Enero, Bond Causeway

Estimada señora:

Acabo de tener el honor de recibir su carta, la cual le agradezco sinceramente. Confío en que su hermana y usted salieran ilesas del motín de los crustáceos, y regresaran sanas y salvas a su apartamento. Me preocupa saber que mi conducta anoche la disgustó. Si pude haberles ofrecido cierta protección contra el ataque de las langostas, lamento que debido al pánico que se produjo no pudiera hacerlo. Siempre recordaré mi relación con su familia frente a las costas de Devonshire con grato placer. Mi estima hacia toda su familia es sincera, pero si he cometido el lamentable error de inducirla a creer que sentía por usted un afecto más profundo del que sentía, o deseaba expresar, me reprocho de no haber sido más prudente en las manifestaciones de ese afecto. Comprenderá que es imposible que le insinuara un amor que no siento, puesto que hace tiempo que estoy enamorado de otra persona, con la cual espero formalizar dentro de unas semanas mi compromiso. Este cazador de tesoros ha encontrado el tesoro más buscado, y no tardará en desenterrarlo. Aunque con gran pesar, atiendo su petición de devolverle las cartas que me ha hecho el honor de escribirme, y el mechón de pelo que tuvo la generosidad de regalarme.

Suyo afectísimo, su humilde servidor

John Willoughby

Cabe imaginar la indignación con que Elinor leyó esa carta. Aunque consciente, antes de empezarla, de que sin duda confirmaba la separación definitiva de ambos jóvenes, ignoraba que Willoughby fuera a emplear ese lenguaje para anunciarla, ni podía suponer que sería capaz de prescindir del mínimo decoro exigible a un caballero y enviar una carta tan descaradamente cruel: una carta que no reconocía haber traicionado su confianza, una carta en que cada línea era un insulto, y demostraba que su autor era un canalla de la peor especie.
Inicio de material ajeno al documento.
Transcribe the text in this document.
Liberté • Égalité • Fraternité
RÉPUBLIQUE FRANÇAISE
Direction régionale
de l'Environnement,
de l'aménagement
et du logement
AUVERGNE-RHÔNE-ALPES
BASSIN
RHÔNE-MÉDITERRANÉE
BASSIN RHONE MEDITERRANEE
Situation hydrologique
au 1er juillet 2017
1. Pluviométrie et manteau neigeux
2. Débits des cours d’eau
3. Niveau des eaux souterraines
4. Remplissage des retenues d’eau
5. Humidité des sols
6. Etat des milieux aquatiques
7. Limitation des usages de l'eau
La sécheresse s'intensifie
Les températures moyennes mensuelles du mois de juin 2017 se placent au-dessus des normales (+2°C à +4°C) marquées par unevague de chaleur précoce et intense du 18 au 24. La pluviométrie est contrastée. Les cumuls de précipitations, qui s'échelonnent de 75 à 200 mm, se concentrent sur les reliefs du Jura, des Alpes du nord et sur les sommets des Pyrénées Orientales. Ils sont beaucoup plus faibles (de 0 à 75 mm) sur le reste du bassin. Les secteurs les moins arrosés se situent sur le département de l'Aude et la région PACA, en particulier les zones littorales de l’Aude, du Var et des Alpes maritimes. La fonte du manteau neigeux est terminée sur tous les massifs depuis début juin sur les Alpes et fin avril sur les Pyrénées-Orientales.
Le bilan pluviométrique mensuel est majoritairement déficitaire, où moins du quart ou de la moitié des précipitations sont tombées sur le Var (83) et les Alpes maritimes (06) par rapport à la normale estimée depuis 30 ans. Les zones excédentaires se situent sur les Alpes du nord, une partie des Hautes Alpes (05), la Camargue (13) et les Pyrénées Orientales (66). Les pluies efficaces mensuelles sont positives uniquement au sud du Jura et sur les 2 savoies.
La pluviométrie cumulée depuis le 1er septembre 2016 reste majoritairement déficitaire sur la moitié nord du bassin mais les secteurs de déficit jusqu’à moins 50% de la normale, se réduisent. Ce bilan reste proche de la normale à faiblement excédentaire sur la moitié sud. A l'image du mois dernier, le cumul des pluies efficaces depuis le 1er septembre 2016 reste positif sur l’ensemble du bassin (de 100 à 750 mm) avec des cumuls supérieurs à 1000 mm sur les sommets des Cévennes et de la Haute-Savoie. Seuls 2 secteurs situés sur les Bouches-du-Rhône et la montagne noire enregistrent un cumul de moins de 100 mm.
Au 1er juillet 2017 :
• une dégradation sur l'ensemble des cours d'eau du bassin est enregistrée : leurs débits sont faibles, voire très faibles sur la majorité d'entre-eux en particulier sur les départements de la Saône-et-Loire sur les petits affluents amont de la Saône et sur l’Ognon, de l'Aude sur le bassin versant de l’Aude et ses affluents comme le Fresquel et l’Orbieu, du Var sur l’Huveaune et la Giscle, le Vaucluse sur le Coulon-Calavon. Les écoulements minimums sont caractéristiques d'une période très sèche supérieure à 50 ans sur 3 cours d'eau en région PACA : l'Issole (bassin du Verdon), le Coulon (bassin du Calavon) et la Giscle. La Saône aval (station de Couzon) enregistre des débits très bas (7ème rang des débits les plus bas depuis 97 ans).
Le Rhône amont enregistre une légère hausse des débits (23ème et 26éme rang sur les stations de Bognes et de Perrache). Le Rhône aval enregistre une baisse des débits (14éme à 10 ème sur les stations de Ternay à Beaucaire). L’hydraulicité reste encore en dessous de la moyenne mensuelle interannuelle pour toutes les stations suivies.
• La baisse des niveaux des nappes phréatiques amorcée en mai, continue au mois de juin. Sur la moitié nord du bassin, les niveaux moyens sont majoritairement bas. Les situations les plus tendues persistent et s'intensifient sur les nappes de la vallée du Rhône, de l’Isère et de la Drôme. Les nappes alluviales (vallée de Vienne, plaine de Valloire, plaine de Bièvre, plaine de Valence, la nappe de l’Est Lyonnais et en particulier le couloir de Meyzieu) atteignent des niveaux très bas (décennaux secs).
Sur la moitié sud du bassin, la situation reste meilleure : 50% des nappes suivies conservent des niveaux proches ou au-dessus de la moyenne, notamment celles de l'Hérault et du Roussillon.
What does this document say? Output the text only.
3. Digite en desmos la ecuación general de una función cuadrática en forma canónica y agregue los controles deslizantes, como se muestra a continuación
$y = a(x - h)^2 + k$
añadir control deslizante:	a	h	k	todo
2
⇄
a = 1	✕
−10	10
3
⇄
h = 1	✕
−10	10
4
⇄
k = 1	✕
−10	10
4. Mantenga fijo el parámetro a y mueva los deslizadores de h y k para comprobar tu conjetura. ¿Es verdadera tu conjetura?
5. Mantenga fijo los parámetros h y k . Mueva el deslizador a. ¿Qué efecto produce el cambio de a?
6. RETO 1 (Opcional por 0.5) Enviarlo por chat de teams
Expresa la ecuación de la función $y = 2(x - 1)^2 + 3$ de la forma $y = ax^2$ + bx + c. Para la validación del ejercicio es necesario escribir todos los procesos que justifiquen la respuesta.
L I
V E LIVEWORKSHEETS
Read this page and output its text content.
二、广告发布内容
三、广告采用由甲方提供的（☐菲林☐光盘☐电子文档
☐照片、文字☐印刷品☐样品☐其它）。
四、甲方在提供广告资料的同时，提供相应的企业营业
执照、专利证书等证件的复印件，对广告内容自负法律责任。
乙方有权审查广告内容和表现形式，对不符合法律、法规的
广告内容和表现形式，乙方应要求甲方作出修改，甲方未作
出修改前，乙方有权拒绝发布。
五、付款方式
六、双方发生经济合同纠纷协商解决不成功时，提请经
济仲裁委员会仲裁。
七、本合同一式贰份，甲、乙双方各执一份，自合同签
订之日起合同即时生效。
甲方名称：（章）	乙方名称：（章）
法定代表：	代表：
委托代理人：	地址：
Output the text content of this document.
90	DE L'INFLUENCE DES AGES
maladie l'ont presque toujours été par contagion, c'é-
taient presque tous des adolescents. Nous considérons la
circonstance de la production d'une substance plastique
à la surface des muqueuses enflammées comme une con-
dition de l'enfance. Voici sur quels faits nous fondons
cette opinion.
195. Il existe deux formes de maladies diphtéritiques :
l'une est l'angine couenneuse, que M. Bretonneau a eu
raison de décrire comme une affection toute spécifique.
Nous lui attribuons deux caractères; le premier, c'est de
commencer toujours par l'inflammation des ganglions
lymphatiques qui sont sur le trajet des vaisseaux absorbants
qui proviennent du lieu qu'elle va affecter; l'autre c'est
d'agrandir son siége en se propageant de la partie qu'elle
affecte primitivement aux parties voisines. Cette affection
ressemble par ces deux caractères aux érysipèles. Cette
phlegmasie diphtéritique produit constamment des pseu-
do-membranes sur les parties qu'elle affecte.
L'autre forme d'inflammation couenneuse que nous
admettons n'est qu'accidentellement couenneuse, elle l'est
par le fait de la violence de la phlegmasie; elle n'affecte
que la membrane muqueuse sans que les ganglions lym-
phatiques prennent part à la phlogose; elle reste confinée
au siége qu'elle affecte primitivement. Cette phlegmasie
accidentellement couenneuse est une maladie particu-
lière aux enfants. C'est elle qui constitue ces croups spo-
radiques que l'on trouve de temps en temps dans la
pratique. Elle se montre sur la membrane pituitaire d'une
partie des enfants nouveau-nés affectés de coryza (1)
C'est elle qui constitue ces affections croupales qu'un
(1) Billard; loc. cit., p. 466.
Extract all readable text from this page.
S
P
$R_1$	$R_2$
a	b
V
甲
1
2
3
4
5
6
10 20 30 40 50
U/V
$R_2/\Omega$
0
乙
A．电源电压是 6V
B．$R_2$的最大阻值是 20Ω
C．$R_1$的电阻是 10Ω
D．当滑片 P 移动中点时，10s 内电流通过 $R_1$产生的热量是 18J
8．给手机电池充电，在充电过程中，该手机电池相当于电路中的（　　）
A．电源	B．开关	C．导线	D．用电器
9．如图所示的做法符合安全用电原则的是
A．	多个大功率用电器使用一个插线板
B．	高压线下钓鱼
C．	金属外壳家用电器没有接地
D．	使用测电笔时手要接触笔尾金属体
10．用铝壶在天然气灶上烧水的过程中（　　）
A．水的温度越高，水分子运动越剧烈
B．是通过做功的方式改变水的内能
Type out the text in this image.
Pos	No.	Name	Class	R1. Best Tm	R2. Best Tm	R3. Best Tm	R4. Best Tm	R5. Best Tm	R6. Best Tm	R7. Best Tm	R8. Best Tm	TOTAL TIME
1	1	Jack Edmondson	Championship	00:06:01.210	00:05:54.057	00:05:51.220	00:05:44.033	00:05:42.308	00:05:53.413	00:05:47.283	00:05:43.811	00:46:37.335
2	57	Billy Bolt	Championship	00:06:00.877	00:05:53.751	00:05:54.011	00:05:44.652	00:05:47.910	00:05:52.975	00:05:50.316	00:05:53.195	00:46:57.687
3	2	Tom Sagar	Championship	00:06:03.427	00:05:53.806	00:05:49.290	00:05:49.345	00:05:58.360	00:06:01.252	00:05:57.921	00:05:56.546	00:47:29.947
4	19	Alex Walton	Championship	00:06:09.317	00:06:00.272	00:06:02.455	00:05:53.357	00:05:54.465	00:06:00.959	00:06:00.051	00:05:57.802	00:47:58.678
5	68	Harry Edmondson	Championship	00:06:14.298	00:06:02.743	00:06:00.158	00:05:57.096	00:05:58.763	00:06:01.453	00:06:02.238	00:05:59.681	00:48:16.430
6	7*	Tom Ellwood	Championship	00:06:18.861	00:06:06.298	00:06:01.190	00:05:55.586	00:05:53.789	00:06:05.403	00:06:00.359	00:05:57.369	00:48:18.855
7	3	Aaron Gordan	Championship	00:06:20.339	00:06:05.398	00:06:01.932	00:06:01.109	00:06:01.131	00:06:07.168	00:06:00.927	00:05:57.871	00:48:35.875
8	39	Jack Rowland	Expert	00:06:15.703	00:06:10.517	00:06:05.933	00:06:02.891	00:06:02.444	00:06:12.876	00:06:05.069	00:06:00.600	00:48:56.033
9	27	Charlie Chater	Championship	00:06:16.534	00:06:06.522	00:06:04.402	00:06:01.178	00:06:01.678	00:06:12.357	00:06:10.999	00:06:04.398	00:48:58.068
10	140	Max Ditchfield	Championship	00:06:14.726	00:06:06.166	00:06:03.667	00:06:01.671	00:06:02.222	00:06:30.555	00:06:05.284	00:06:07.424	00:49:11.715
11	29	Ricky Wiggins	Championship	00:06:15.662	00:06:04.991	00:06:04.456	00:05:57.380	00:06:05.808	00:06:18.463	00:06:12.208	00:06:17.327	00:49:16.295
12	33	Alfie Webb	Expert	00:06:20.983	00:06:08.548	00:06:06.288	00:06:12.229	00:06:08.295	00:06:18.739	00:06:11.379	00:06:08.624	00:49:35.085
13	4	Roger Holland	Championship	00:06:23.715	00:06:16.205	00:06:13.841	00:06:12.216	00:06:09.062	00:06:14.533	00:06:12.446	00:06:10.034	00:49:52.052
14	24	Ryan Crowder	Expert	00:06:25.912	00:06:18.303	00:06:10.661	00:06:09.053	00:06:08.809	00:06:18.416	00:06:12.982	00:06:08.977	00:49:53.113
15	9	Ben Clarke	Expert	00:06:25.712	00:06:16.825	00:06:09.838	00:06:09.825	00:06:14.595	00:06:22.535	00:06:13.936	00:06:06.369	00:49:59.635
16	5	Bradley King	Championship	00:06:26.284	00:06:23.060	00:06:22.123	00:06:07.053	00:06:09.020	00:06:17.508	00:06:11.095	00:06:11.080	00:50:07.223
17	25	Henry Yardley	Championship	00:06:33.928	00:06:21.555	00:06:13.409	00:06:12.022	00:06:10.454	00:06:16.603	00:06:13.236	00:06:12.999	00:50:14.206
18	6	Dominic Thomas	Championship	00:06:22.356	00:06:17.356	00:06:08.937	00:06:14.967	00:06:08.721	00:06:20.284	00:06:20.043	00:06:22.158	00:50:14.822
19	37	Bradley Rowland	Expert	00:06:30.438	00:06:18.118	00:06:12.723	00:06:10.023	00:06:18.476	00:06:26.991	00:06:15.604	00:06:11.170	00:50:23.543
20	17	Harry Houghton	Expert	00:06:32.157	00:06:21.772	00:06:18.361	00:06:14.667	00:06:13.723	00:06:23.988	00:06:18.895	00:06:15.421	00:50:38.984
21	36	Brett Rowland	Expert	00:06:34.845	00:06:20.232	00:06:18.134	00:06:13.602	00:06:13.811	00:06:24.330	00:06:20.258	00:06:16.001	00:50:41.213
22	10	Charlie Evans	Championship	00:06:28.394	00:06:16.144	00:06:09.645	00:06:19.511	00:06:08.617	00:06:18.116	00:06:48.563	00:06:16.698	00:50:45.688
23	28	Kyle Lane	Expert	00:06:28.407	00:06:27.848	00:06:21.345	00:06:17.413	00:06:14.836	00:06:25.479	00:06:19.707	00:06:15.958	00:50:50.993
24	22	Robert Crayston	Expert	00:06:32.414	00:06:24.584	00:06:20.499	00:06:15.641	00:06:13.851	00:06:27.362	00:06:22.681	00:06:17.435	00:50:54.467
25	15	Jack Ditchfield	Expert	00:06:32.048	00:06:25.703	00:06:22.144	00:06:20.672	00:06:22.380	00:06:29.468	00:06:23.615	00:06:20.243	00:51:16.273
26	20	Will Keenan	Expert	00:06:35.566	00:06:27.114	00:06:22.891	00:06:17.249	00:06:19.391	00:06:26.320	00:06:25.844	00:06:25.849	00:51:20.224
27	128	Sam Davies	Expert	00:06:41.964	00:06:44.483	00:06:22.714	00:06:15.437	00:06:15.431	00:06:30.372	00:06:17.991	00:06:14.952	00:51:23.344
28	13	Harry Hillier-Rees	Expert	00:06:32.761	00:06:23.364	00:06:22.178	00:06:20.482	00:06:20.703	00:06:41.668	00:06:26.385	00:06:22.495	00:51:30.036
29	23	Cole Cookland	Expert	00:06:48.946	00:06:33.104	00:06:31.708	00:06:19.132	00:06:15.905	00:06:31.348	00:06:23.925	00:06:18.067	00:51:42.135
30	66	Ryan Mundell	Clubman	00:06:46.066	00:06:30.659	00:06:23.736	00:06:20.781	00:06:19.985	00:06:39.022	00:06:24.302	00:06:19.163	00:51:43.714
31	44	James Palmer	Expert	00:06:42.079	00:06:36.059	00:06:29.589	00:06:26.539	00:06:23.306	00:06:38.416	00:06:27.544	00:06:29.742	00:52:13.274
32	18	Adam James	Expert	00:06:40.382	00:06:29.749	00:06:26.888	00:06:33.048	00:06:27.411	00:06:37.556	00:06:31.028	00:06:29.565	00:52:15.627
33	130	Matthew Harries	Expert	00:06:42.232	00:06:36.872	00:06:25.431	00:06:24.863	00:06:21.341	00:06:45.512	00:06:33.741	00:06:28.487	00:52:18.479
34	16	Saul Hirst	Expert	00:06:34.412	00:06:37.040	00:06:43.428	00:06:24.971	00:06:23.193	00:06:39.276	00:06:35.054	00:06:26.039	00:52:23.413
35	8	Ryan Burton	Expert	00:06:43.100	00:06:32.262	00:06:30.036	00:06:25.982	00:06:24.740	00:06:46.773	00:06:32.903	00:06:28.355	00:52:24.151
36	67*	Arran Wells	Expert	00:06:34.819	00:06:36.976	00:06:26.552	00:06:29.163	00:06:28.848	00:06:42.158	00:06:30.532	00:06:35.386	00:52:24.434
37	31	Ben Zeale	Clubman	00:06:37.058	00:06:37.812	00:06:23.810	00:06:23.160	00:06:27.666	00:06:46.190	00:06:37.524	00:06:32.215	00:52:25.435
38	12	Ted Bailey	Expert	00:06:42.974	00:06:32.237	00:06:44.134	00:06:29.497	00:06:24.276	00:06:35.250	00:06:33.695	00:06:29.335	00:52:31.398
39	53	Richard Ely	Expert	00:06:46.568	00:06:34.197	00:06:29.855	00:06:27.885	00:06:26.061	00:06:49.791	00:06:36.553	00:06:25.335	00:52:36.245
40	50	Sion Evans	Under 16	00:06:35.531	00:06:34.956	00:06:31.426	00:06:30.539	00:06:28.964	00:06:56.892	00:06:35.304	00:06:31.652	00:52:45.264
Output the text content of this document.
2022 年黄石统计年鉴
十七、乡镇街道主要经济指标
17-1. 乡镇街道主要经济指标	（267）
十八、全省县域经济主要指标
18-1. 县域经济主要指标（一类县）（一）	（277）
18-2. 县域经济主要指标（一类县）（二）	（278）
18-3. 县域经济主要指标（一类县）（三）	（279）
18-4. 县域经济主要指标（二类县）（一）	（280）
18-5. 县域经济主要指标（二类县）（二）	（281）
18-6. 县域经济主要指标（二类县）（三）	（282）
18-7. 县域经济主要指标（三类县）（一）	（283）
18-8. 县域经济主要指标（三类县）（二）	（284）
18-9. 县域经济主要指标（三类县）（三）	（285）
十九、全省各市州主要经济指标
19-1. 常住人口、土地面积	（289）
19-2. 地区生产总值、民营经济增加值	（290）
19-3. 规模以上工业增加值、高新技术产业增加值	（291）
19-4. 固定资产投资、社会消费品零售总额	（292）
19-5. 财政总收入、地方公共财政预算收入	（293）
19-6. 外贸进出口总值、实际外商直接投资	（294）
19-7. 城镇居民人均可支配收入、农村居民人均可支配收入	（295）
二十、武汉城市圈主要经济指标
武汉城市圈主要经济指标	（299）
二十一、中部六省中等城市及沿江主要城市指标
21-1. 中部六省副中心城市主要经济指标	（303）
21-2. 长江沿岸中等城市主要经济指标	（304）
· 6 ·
Elinor meditó sobre ella durante unos minutos con indignado estupor. Luego la releyó una y otra vez. Pero cada lectura sólo servía para incrementar el odio que le inspiraba ese hombre. No se atrevía a hablar, por no herir más a Marianne interpretando su ruptura no como un infortunio que a la larga la beneficiaría, sino como la peor y más irremediable de las desgracias. Haber estado comprometida con semejante individuo equivalía a caer bajo un maleficio más grave que el dolor que afligía al coronel Brandon; la ruptura de ese compromiso significaba salvarse de un plumazo de ese maleficio.